Quand il ouvrit les yeux, la femme de son ami, madame Zevounou était stupéfaite. Elle aussi, au cours de sa prière avait eu une vision terrifiante. "J'ai vu, disait-elle s'adressant à Samuel Oshoffa, un gros bois en forme de croix. Sur cette croix, je vis un homme qui portait une couronne d'épines ; de ses mains et pieds ainsi que de son côté gauche suintait du sang. Et chose étrange encore, il descendit du bois, te prit par la main et te conduisit dans une belle et splendide chambre que je ne pus décrire, te revêtit d'une robe blanche parsemés d'étoiles scintillantes. Tes yeux brillaient tellement qu'on dirait le soleil au zénith. Mais quand j'ouvris les yeux, je te vois encore ici, à la même place. Pourquoi cela ? "

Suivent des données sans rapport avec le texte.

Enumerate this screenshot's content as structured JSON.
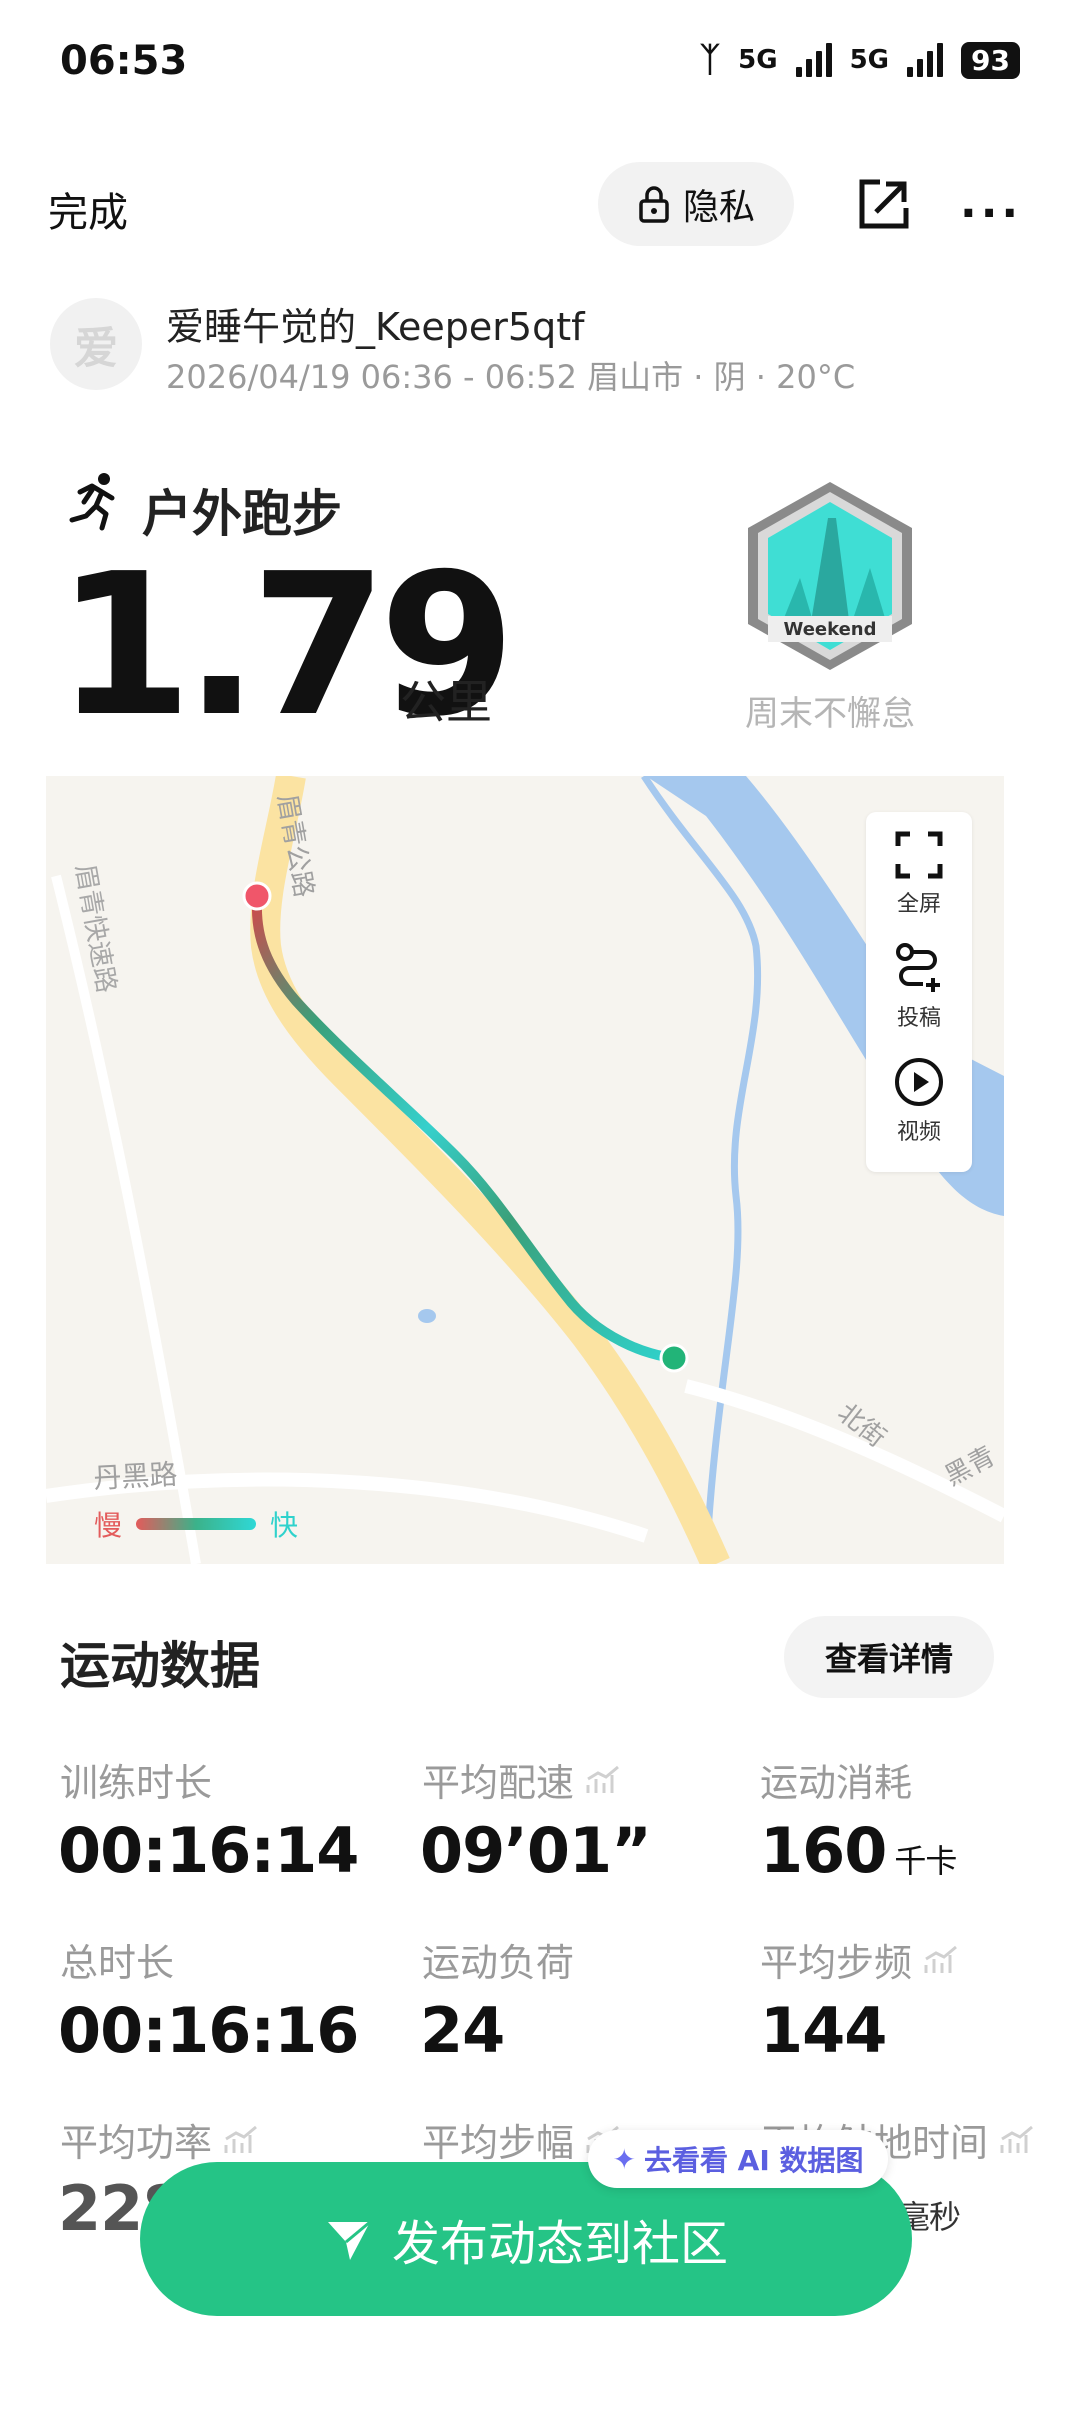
{
  "status_bar": {
    "time": "06:53",
    "net1": "5G",
    "net2": "5G",
    "battery": "93"
  },
  "nav": {
    "done": "完成",
    "privacy": "隐私"
  },
  "user": {
    "avatar_char": "爱",
    "name": "爱睡午觉的_Keeper5qtf",
    "meta": "2026/04/19 06:36 - 06:52 眉山市 · 阴 · 20°C"
  },
  "activity": {
    "type": "户外跑步",
    "distance": "1.79",
    "unit": "公里",
    "badge_text": "Weekend",
    "badge_label": "周末不懈怠"
  },
  "map": {
    "labels": {
      "road1": "眉青公路",
      "road2": "眉青快速路",
      "road3": "丹黑路",
      "road4": "北街",
      "road5": "黑青"
    },
    "controls": {
      "fullscreen": "全屏",
      "submit": "投稿",
      "video": "视频"
    },
    "legend": {
      "slow": "慢",
      "fast": "快"
    }
  },
  "stats": {
    "title": "运动数据",
    "detail_button": "查看详情",
    "items": [
      {
        "label": "训练时长",
        "value": "00:16:14",
        "unit": ""
      },
      {
        "label": "平均配速",
        "value": "09’01”",
        "unit": ""
      },
      {
        "label": "运动消耗",
        "value": "160",
        "unit": "千卡"
      },
      {
        "label": "总时长",
        "value": "00:16:16",
        "unit": ""
      },
      {
        "label": "运动负荷",
        "value": "24",
        "unit": ""
      },
      {
        "label": "平均步频",
        "value": "144",
        "unit": ""
      },
      {
        "label": "平均功率",
        "value": "228",
        "unit": ""
      },
      {
        "label": "平均步幅",
        "value": "",
        "unit": ""
      },
      {
        "label": "平均触地时间",
        "value": "",
        "unit": "毫秒"
      }
    ]
  },
  "ai_pill": "去看看 AI 数据图",
  "publish": "发布动态到社区",
  "colors": {
    "accent": "#25c486",
    "start_dot": "#f0566a",
    "end_dot": "#22b478",
    "river": "#a5c8ee",
    "road": "#fbe3a2"
  }
}
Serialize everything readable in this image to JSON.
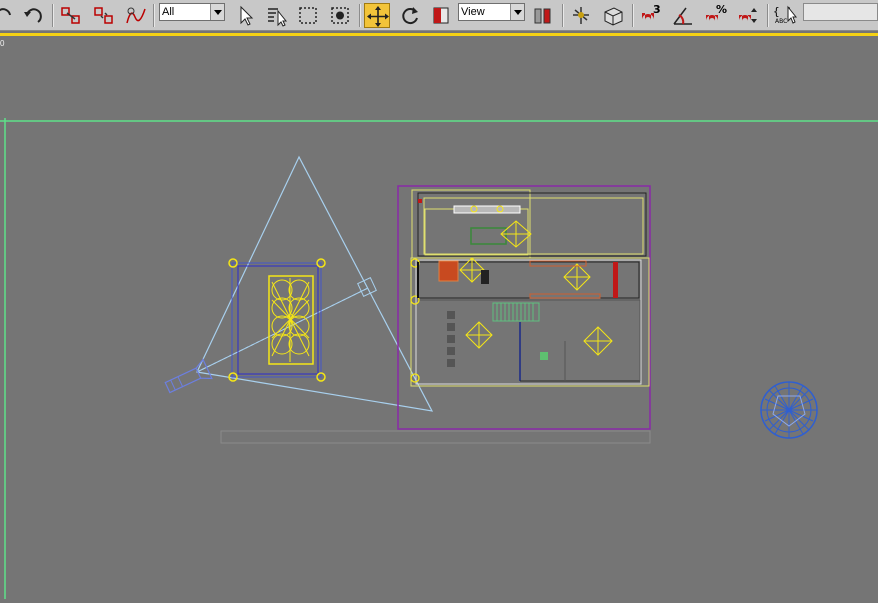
{
  "toolbar": {
    "filter_select": {
      "value": "All"
    },
    "ref_coord_select": {
      "value": "View"
    },
    "snap_3_label": "3",
    "percent_snap_label": "%",
    "named_sel_label": "{ }",
    "abc_label": "ABC"
  },
  "viewport": {
    "label": "0"
  },
  "colors": {
    "toolbar_bg": "#c8c8c8",
    "active_tool": "#f2c43a",
    "viewport_bg": "#757575",
    "highlight_line": "#f5d214",
    "grid_line": "#5ee28a",
    "camera": "#a8d0ee",
    "selection_yellow": "#f5e616",
    "bounds_purple": "#8a2aa8",
    "geosphere": "#2f5fd0"
  }
}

Ils furent tous étonnés de leurs visions respectives et se séparèrent sans dire un mot, sans aucune réaction. Mais la nuit suivante, Oshoffa ne put fermer l'oeil. Les anges descendaient chez lui, lui dictaient des ordres, lui révélaient des choses qu'il écrivit.

 

 

II / LES EVENEMENTS CONSECUTIFS

 

MANIFESTATIONS SPIRITUELLES

Le matin suivant, à dix heures, douze jeunes qui aimaient jouer au Domino "Adji" dans le même quartier (Dogri) que Monsieur Zevounou vinrent voir Oshoffa. Ils avaient été informés par Zevounou de leur vision de la veille. Incrédules, ils coururent vers le domicile d'Oshoffa ; à peine étaient-ils rentrés que sept d'entre eux tombèrent en extase et se mirent à confirmer ce que Marie Zevounou et lui-même avaient vu. Les cinq autres prirent peur et s'enfuirent au quartier Zevou rapporter ce qu'ils venaient de voir. Il y eut du tumulte dans la ville et les gens accouraient de toutes parts pour voir ce qui se passait. 

 

De lundi à samedi, il y eut plus de deux cents personnes dont plusieurs en extase chantaient les louanges de Dieu. Oshoffa était lui-même excédé et exténué ayant passé treize jours sans repos et sans sommeil par suite de visions successives. Il se retira pour prier. Quelques camarades se rejoignirent avec le couple Zevounou.

 

Quand ils eurent quittés leur lieu de retraite aménagé pour la circonstance, Marie Zevounou en pleine ville entra en extase et se mit à chanter et à marcher à pas pressés de manière à tous les distancer. Oschoffa pria le mari de Marie : "vois-tu mon ami, si tu ne retiens pas ta femme, nous risquons d'être envahis par la foule" ; le mari courut la rejoindre, mais avant qu'il ne la prenne par le bras, elle se retourna prestement et cria : "Eli". Aussitôt Zevounou Frédéric tomba. "Qu'est-ce que ceci ?" s'écria Oshoffa, qui allait d'étonnement en étonnement.

 

Déjà tout le monde le traitait de magicien ou de sorcier ne sachant à quoi attribuer ces diverses manifestations spirituelles.

 

Le quatorzième jour, il résolut de se faire partir le monde qui avait assailli sa maison. Il envoya son ami Dominique Adande auprès de Monsieur Guene alors Commandant du Cercle de Porto-Novo, prier ce dernier d'envoyer des gardes de cercle pour évacuer sa maison.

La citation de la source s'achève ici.